Governments across Canada are making support for green energy technology a top priority. But they should remember that simply providing subsidies to increase the supply of such tech is not enough. The optimal policy mix includes carbon pricing, to create demand for new tech, combined with government funding focused on developing distant techs not economical for private companies. Subsidizing consumers who adopt new tech is not the solution.

Ontario’s Climate Change Action Plan includes up to $375-million of research and development support for low-carbon tech, and billions more for subsidies to encourage use of low-emission tech. Alberta’s government is proposing a carbon tax, with some revenue devoted to supporting low-emission technology. Federal policies include the $2-billion Low Carbon Economy Trust to support projects that reduce emissions.

How should governments design such policies to get the most bang for the public buck? There are three principles they should have in mind.

First and most important, incentives matter. Supporting tech development requires more than just investing in new clean tech. Policy must also create demand for them throughout the economy, either through carbon taxes or cap-and-trade markets.

Ontario will begin a cap-and-trade market to reduce carbon emissions in 2017. British Columbia has a carbon tax in place and Alberta is committed to a similar price on emissions by 2018.

Both cap-and-trade and carbon taxes create demand for clean tech through price signals. The Ontario government predicts that gasoline prices will rise by 4.3 cents a litre because of its cap-and-trade system. Monthly housing heating costs will increase by $5. Higher prices encourage consumers to conserve energy and switch to cleaner alternatives. So far, so good, for most provincial plans.

Second, flexibility matters. Both cap-and-trade and carbon taxes offer flexibility. Cap-and-trade rewards innovative firms that discover better ways to reduce pollution. A carbon tax is flexible in a simpler way: Emissions fall as firms with better tech choose to reduce pollution rather than pay.

Well-placed investments in green tech should enhance the flexibility offered by cap-and-trade. Limiting choices reduces the benefits of both cap-and-trade and a carbon tax.

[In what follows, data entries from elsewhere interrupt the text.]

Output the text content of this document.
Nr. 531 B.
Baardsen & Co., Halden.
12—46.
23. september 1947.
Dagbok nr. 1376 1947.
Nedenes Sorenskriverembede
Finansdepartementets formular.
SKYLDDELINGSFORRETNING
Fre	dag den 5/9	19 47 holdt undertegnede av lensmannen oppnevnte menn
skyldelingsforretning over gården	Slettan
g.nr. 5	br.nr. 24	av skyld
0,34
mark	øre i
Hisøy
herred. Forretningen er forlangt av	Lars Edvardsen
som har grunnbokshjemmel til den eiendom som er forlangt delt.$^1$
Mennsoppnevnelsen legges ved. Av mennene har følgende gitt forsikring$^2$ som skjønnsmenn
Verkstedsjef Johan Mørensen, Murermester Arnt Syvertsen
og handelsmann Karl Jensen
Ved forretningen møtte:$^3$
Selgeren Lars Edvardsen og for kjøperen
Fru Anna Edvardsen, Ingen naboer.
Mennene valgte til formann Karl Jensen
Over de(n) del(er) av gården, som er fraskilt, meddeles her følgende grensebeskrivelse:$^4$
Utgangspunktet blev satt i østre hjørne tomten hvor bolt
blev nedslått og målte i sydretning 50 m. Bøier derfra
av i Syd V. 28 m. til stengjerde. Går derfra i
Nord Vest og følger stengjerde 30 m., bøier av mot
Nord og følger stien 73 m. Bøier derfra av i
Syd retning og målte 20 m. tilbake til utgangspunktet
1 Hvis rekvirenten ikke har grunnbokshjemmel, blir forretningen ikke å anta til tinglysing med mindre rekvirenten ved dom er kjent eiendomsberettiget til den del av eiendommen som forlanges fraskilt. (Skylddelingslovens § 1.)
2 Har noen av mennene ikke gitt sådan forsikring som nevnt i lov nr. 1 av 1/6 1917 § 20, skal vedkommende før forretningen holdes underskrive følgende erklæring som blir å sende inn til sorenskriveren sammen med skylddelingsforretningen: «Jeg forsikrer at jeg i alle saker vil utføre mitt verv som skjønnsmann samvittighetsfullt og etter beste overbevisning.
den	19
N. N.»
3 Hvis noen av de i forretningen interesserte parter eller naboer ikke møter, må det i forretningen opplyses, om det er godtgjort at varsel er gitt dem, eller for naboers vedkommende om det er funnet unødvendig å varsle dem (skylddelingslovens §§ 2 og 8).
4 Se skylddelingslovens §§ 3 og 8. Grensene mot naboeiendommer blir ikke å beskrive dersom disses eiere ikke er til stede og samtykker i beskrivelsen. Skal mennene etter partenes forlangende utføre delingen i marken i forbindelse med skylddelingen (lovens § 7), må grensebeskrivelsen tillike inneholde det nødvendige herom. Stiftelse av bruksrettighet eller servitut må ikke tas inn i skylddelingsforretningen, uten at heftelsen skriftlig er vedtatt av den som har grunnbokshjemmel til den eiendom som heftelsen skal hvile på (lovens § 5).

Forcing specific solutions or technologies on consumers puts the government in the business of picking winners. It may also be wasted money. Subsidies to buyers of energy-efficient housing and electric vehicles go to those who can already afford these things. Some of these families would buy energy-efficient housing even without a subsidy.

The third principle is efficiency. A combination of policies – including both cap-and-trade and technology support – reduces emissions at significantly lower cost than any single policy.

But technology support should focus on what businesses and residents are unlikely to do on their own. Governments should focus targeted support, especially in research and development, on emerging tech not yet cost-competitive.

The optimal policy mix can also help families cope with higher energy prices from cap-and-trade or carbon taxes. At least some of the revenue should be returned to taxpayers. Policy makers should follow the lead of B.C., which used revenue from the province’s carbon tax to reduce low-income tax brackets and offer tax credits to low-income households.

Cap-and-trade or carbon tax policies offer flexibility that lowers the cost of reducing pollution. Provinces are starting strong with carbon pricing, but must do more to ensure that their technology support is well designed.